San Cristóbal De Las Casas 2015 Review: ALL OF ME, Focusing On The Human Side
All of Me (aka Llévate Mis Amores) is a documentary that deals with a well known subject - the illegal immigrants from Central America, recently portrayed in Diego Quemada-Diez's successful narrative film The Golden Dream - but that manages to present a unique perspective.
Set in the town of La Patrona, in Veracruz, Mexico, All of Me kicks off as an exploration of the local people. It's told from a female point of view, indicating right from the beginning that the protagonists are a group of strong women who are mostly alone. If they have a supportive male partner, it's very likely that he works outside the house all day; and if they don't, it can be because they have been already left behind.

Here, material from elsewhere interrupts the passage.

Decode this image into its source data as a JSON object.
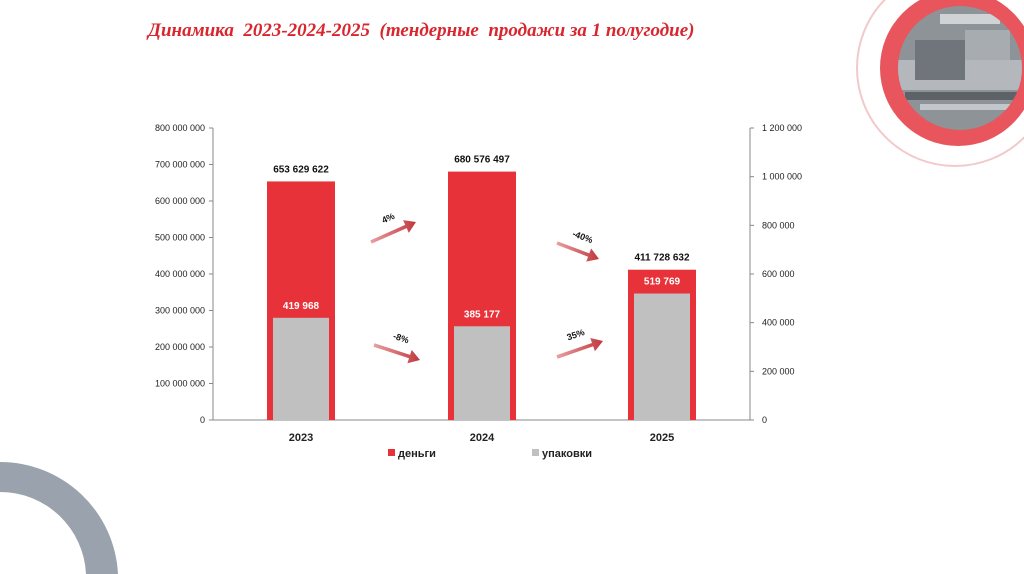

From the several stories shared, it's fair to say the older women are worried that the younger ones are making the same mistake they did in the past, which is leaving their studies and dreams for a man. There's obviously a general sense of machismo, and a specific case of a girl in her early twenties proves nothing seems to be near to changing. She has already more than one baby and the alcoholic father had left for the United States before returning and getting killed during a heated, possibly drunken argument.

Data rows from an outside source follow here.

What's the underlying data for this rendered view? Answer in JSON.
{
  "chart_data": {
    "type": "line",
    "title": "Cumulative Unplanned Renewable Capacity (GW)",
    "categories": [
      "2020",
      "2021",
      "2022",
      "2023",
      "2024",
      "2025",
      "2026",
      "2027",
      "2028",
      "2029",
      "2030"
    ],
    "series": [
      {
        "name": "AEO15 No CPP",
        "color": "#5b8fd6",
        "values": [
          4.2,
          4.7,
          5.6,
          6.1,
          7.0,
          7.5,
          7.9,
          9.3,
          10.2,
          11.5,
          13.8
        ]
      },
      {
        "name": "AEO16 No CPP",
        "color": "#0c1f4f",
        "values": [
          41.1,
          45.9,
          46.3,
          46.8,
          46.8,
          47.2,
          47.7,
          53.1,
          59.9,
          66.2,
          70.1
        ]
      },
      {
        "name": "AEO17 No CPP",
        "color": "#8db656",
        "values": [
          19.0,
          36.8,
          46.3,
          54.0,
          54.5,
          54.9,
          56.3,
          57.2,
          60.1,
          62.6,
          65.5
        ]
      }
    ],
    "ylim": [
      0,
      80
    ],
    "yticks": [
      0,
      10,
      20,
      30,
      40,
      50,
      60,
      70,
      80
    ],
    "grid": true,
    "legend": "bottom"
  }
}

This, while certainly interesting, might not be entirely revelatory for someone who has been there or seen films about the rural side of Mexico (not saying the bigger cities are exempt of similar situations, though). But what's more vital is how the story of this group of women, known as "las Patronas," is two-fold. Since 1995, they have also been involved in helping immigrants from Central America, who travel illegally on board a train that passes everyday through their town.
The "Patronas" are a little sunshine for those immigrants, as they gather food and water for them and also offer shelter for those who, for one reason or another, need to stay in the town. As you can tell, the "Patronas" can easily relate to the Central America immigrants, as they themselves have had thoughts of trying to go to the United States seeking a better life or have been, indeed, involved with men who did go to the U.S.

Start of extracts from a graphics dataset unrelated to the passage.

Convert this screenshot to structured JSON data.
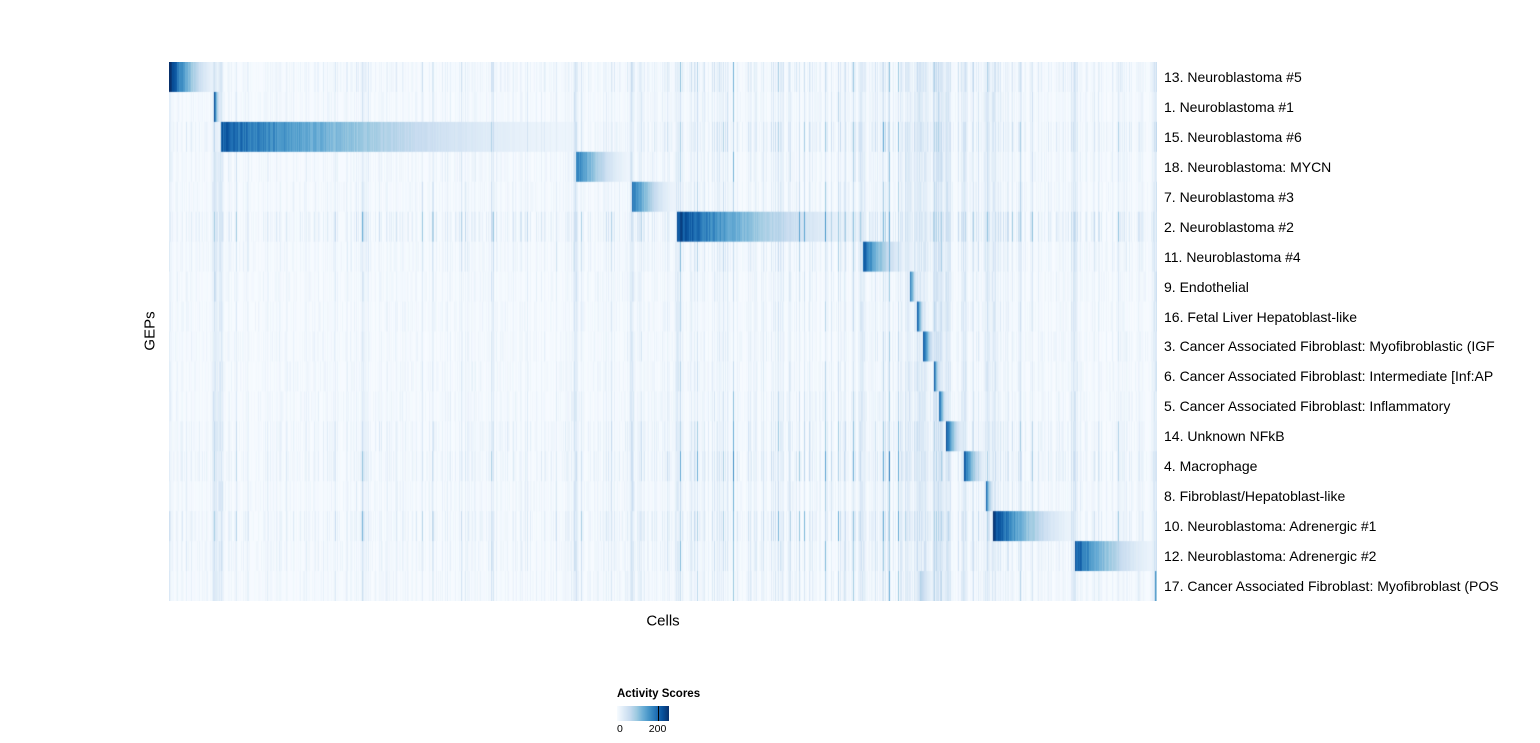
{
  "chart_data": {
    "type": "heatmap",
    "xlabel": "Cells",
    "ylabel": "GEPs",
    "legend": {
      "title": "Activity Scores",
      "min_label": "0",
      "max_label": "200",
      "max_label_pos": 0.78
    },
    "value_domain": [
      0,
      256
    ],
    "grid": false,
    "colormap": [
      "#f7fbff",
      "#deebf7",
      "#c6dbef",
      "#9ecae1",
      "#6baed6",
      "#4292c6",
      "#2171b5",
      "#08519c",
      "#08306b"
    ],
    "noise": {
      "seed": 1337,
      "stripe_probability": 0.05
    },
    "rows": [
      {
        "label": "13. Neuroblastoma #5",
        "blocks": [
          {
            "start": 0.0,
            "end": 0.047,
            "peak": 1.0
          }
        ],
        "noise_mult": 1.2
      },
      {
        "label": "1. Neuroblastoma #1",
        "blocks": [
          {
            "start": 0.045,
            "end": 0.052,
            "peak": 0.95
          }
        ],
        "noise_mult": 0.85
      },
      {
        "label": "15. Neuroblastoma #6",
        "blocks": [
          {
            "start": 0.052,
            "end": 0.411,
            "peak": 0.82
          }
        ],
        "noise_mult": 1.4
      },
      {
        "label": "18. Neuroblastoma: MYCN",
        "blocks": [
          {
            "start": 0.411,
            "end": 0.468,
            "peak": 0.72
          }
        ],
        "noise_mult": 0.9
      },
      {
        "label": "7. Neuroblastoma #3",
        "blocks": [
          {
            "start": 0.468,
            "end": 0.514,
            "peak": 0.72
          }
        ],
        "noise_mult": 0.9
      },
      {
        "label": "2. Neuroblastoma #2",
        "blocks": [
          {
            "start": 0.514,
            "end": 0.702,
            "peak": 0.9
          }
        ],
        "noise_mult": 1.9
      },
      {
        "label": "11. Neuroblastoma #4",
        "blocks": [
          {
            "start": 0.702,
            "end": 0.749,
            "peak": 0.82
          }
        ],
        "noise_mult": 1.0
      },
      {
        "label": "9. Endothelial",
        "blocks": [
          {
            "start": 0.749,
            "end": 0.758,
            "peak": 0.85
          }
        ],
        "noise_mult": 0.7
      },
      {
        "label": "16. Fetal Liver Hepatoblast-like",
        "blocks": [
          {
            "start": 0.757,
            "end": 0.765,
            "peak": 0.85
          }
        ],
        "noise_mult": 0.7
      },
      {
        "label": "3. Cancer Associated Fibroblast: Myofibroblastic (IGF",
        "blocks": [
          {
            "start": 0.763,
            "end": 0.776,
            "peak": 0.88
          }
        ],
        "noise_mult": 0.7
      },
      {
        "label": "6. Cancer Associated Fibroblast: Intermediate [Inf:AP",
        "blocks": [
          {
            "start": 0.774,
            "end": 0.781,
            "peak": 0.85
          }
        ],
        "noise_mult": 0.7
      },
      {
        "label": "5. Cancer Associated Fibroblast: Inflammatory",
        "blocks": [
          {
            "start": 0.779,
            "end": 0.788,
            "peak": 0.85
          }
        ],
        "noise_mult": 0.8
      },
      {
        "label": "14. Unknown NFkB",
        "blocks": [
          {
            "start": 0.786,
            "end": 0.805,
            "peak": 0.85
          }
        ],
        "noise_mult": 1.2
      },
      {
        "label": "4. Macrophage",
        "blocks": [
          {
            "start": 0.804,
            "end": 0.828,
            "peak": 0.85
          }
        ],
        "noise_mult": 1.4
      },
      {
        "label": "8. Fibroblast/Hepatoblast-like",
        "blocks": [
          {
            "start": 0.826,
            "end": 0.835,
            "peak": 0.85
          }
        ],
        "noise_mult": 0.9
      },
      {
        "label": "10. Neuroblastoma: Adrenergic #1",
        "blocks": [
          {
            "start": 0.834,
            "end": 0.916,
            "peak": 0.95
          }
        ],
        "noise_mult": 1.5
      },
      {
        "label": "12. Neuroblastoma: Adrenergic #2",
        "blocks": [
          {
            "start": 0.916,
            "end": 1.0,
            "peak": 0.85
          }
        ],
        "noise_mult": 1.1
      },
      {
        "label": "17. Cancer Associated Fibroblast: Myofibroblast (POS",
        "blocks": [
          {
            "start": 0.76,
            "end": 0.778,
            "peak": 0.3
          },
          {
            "start": 0.997,
            "end": 1.001,
            "peak": 0.92
          }
        ],
        "noise_mult": 0.9
      }
    ]
  }
}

All of Me has a true impressive sequence when it exposes for the first time what this group of women do every single day. It's meaningful but also quite intense; they go as near as possible to the train and give the immigrants bags with food and bottles of water. It's not the easiest task, since the train never stops and usually travels fast; hence the commitment of the women is never questionable. Eventually, the documentary will feel a little overlong, and this sequences start to become repetitive, but the fair thing to say is that is doesn't just offer the great footage of the "Patronas" in action.
While there, the skillful film crew was fortunate and/or perseverant enough to capture, for instance, when one of the immigrants fell off the train. We then have a glimpse of who this guy is: a 24-year-old kid from Honduras with nothing but dreams of a better life. All of Me is basically saying, forget politics and nationalities at all for once, and let's focus on the human side of this whole problem. These immigrants are exposed to many things, from the police to kidnappers, and really they are just human beings that, given their situation, will always need any kind of help offered.
It's also quite striking to see what's inside the head of the women that help regardless of their own problems. Not all of the "Patronas" are recognizable at the end of the doc -- there are around 15 women -- but the stories of some of them, sometimes related to Jesus Christ and God, represent very well the impulse behind their actions. If All of Me is a display of the horror of being away from your family, in an extremely dangerous and vulnerable position, it also proves that having a human being helping another human being is still something that happens in this world.